Although this geotargeting tool does not work for most ccTLDs, Matt Cutts explains via YouTube that it does work for ccTLDs like .co and .me domains that are popularly used for international markets as if they were actually gTLDS. Geotargeting in Webmaster Tools will also work for the new .brand TLDs. Google support maintains a list of geotargetable domains.

- A screen capture of geographic target settings in Google Webmaster Tools.

You can target one website to multiple locations

Google Webmaster Tools does not have multiple-country targeting; however, there is an way to target one single .com website to multiple markets.

“If you can get a .fr and a .de and a .uk, that’s fantastic,” says Matt Cutts via YouTube. “But if you only have the one domain and you want to geotarget it, you can have, for example, subdomains or subdirectories. Make sure that they are added (to Google Webmaster Tools) as separate sites and then you can geolocate (geotarget) each of those individual parts of your site to specific countries.”

- A screen capture of Matt Cutts, head of Google's web spam team, explaining via YouTube how to target a single website to multiple geographic locations.

Avoid duplicate content penalties for similar international content

Many people express concern to Google that they do not want similar Web pages that target different regions to be penalized for having duplicate content. Matt Cutts has explained via YouTube that real, multi-regional sites will usually not be penalized. At most, Google will usually pick what it feels are the best versions of each page and not show the others.
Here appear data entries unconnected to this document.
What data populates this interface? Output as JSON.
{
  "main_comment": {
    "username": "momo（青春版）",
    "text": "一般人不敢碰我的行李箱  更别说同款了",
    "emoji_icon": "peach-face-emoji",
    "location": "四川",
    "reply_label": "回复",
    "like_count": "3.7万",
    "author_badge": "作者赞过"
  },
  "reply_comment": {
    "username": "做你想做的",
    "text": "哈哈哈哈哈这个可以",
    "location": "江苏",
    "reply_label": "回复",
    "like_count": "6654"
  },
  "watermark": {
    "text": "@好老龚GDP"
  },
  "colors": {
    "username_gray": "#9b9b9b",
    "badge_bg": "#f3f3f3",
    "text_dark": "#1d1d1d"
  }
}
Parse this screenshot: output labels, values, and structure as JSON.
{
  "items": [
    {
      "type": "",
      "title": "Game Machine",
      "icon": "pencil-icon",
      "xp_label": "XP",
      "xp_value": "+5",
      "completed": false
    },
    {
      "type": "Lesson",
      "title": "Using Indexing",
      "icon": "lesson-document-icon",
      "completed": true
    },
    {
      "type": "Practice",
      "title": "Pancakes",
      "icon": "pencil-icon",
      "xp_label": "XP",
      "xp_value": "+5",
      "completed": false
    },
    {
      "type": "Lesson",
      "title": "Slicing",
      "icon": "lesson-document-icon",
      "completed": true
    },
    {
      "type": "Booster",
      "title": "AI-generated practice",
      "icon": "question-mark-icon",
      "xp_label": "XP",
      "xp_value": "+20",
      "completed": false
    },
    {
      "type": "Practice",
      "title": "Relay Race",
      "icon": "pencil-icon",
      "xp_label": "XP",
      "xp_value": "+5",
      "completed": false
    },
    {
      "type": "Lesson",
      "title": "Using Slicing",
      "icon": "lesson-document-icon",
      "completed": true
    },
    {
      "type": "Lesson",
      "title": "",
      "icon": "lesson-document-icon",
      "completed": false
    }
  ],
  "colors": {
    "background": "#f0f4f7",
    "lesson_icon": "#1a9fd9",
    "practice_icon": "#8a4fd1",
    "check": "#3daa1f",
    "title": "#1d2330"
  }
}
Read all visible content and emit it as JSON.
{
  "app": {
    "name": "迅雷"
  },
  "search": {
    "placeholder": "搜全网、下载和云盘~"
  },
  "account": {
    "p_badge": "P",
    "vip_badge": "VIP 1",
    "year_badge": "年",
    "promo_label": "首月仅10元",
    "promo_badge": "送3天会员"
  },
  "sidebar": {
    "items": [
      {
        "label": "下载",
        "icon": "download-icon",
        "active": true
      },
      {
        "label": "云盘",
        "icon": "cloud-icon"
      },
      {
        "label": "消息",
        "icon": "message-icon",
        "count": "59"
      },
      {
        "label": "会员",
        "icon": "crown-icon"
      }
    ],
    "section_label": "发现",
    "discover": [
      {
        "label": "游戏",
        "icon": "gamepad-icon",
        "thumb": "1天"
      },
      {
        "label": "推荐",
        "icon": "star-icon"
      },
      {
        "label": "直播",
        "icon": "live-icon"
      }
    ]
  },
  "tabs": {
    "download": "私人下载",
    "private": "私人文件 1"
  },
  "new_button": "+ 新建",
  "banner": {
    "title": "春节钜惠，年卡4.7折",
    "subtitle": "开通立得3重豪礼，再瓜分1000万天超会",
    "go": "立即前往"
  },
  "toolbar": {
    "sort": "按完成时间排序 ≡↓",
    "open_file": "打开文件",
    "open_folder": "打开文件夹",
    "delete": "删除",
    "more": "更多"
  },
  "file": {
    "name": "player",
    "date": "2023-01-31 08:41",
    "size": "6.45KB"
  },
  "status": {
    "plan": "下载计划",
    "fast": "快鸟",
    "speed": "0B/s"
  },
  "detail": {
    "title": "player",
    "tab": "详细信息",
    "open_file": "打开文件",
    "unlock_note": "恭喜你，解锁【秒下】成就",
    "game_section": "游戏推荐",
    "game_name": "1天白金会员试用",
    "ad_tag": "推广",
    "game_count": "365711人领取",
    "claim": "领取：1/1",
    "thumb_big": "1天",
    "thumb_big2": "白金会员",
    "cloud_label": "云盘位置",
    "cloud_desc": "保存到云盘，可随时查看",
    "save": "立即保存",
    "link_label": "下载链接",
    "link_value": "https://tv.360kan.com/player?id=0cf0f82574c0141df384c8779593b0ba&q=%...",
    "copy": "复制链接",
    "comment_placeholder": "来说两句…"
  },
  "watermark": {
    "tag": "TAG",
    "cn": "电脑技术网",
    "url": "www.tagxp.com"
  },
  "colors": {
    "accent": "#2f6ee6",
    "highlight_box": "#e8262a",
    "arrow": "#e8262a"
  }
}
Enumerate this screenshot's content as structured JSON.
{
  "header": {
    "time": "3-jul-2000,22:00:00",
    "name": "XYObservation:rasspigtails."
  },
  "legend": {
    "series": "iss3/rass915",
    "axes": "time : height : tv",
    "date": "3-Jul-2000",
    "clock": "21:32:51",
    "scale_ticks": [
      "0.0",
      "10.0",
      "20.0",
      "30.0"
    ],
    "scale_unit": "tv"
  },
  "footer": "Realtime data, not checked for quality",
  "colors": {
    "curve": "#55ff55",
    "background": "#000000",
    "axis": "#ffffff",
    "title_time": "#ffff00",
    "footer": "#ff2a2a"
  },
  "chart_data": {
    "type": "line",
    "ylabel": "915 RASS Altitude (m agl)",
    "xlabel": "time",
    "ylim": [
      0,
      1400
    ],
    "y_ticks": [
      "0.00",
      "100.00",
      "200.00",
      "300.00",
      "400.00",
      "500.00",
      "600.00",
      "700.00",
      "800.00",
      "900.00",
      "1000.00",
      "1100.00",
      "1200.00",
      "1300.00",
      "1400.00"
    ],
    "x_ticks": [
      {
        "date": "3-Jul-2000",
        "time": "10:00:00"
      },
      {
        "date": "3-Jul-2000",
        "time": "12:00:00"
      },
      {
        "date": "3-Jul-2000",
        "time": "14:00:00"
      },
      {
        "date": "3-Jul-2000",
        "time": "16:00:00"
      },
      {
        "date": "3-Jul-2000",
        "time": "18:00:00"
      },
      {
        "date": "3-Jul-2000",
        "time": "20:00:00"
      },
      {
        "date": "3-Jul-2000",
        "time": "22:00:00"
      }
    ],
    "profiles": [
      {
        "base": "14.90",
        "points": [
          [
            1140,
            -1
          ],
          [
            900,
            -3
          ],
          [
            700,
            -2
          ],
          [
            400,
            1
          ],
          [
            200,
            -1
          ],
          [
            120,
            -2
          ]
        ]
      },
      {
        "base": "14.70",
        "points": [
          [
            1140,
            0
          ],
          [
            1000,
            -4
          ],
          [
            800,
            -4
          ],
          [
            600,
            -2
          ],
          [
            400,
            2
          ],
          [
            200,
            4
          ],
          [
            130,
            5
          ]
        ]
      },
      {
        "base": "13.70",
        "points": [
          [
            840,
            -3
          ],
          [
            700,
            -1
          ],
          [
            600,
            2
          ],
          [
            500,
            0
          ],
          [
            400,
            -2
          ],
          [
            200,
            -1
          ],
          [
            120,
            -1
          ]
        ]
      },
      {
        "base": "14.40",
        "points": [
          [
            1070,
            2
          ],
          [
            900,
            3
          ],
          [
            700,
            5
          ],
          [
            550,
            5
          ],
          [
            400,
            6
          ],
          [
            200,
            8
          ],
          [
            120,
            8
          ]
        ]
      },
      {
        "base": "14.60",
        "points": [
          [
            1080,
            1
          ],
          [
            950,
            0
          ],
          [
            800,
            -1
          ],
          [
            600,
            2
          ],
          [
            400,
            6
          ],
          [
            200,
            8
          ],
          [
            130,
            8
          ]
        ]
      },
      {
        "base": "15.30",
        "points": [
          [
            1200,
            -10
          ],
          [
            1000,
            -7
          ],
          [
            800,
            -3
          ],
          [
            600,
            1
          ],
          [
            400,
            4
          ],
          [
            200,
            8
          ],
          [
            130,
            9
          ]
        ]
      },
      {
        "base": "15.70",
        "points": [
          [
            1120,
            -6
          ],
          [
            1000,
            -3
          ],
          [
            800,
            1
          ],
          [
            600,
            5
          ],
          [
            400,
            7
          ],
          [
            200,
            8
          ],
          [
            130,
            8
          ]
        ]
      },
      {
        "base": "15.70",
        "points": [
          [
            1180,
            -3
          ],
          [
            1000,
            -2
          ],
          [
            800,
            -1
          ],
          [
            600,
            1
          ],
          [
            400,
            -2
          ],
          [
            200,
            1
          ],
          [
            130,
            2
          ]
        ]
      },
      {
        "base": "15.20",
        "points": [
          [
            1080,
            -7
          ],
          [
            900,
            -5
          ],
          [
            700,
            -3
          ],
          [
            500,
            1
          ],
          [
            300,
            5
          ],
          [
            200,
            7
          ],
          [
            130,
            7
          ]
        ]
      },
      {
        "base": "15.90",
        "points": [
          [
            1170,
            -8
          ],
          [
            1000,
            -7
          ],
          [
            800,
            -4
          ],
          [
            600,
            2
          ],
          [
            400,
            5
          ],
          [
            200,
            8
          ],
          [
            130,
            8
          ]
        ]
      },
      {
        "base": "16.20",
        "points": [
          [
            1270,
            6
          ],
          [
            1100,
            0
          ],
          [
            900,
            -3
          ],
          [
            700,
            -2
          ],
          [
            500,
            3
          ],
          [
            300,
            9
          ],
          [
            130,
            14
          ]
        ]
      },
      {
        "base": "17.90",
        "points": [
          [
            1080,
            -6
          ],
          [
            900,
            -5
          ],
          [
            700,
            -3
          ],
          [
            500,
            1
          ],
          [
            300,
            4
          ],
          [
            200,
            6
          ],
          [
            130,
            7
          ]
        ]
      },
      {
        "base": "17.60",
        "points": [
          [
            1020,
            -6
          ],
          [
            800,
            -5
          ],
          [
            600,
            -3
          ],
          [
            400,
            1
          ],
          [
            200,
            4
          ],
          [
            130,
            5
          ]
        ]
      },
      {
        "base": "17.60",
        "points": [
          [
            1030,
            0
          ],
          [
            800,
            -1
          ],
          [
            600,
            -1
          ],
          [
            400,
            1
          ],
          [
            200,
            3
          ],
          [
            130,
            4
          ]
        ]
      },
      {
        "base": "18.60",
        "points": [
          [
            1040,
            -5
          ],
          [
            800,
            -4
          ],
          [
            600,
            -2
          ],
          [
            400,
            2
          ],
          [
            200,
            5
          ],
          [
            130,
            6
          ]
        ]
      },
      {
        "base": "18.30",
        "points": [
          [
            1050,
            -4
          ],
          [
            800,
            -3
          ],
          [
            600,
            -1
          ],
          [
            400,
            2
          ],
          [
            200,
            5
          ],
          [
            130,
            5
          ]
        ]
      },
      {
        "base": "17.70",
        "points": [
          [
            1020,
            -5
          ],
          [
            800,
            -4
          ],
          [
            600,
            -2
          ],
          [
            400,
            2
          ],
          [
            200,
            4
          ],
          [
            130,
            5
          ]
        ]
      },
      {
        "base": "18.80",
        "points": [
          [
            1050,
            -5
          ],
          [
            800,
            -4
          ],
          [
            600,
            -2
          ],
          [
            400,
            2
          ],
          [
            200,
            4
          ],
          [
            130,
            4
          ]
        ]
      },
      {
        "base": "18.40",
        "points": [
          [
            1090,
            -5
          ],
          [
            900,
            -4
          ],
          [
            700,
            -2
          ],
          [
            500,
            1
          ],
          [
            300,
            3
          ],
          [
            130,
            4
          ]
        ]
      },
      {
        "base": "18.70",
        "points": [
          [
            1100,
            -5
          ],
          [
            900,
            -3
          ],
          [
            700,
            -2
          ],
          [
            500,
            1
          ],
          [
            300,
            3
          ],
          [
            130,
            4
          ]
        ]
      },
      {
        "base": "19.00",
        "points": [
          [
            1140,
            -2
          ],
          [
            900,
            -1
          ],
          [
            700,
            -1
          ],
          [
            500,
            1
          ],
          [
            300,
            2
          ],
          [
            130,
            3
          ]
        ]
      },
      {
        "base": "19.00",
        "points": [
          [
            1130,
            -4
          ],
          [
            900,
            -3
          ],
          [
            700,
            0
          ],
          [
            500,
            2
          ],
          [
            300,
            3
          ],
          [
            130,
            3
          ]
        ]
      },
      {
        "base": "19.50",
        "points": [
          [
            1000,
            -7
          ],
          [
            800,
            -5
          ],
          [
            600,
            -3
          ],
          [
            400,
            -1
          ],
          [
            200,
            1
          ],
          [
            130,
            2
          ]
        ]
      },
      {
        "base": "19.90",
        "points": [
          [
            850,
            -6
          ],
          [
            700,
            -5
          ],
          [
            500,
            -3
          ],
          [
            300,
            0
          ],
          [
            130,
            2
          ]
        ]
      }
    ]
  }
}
“Spammers at least tend to stick to one TLD,” explains Matt Cutts via another YouTube video. “If you see the same content on a small number of country TLDs, that tends to be a real business, not necessarily someone trying to trick the search engines.”

Google support also recommends using the "rel=canonical" link element to identify identical sets of content and also rel=”alternate” and hreflang=”x” annotations to help Google serve up the correct website versions to international searchers.

- A screen capture of Matt Cutts, head of Google's web spam team, explaining via YouTube how to avoid duplicate content penalties for similar international web content.

Do not use geotargeting for every website

Simply because it is there does not mean webmasters must use it for every site. Google explains that it is not always appropriate to use geotargeting.

“If you want to reach all speakers of a particular language around the world, you probably don't want to limit yourself to a specific geographic location, explain Charlene Perez and Juliane Stiller of Google’s search quality team. “This is known as language targeting, and in this case, you don't want to use the geographic target tool.”

Google offers fantastic tips for improving the SEO of international websites, but all this advice should be understood in the context of each website’s goals.

- A screen capture of Google's search box.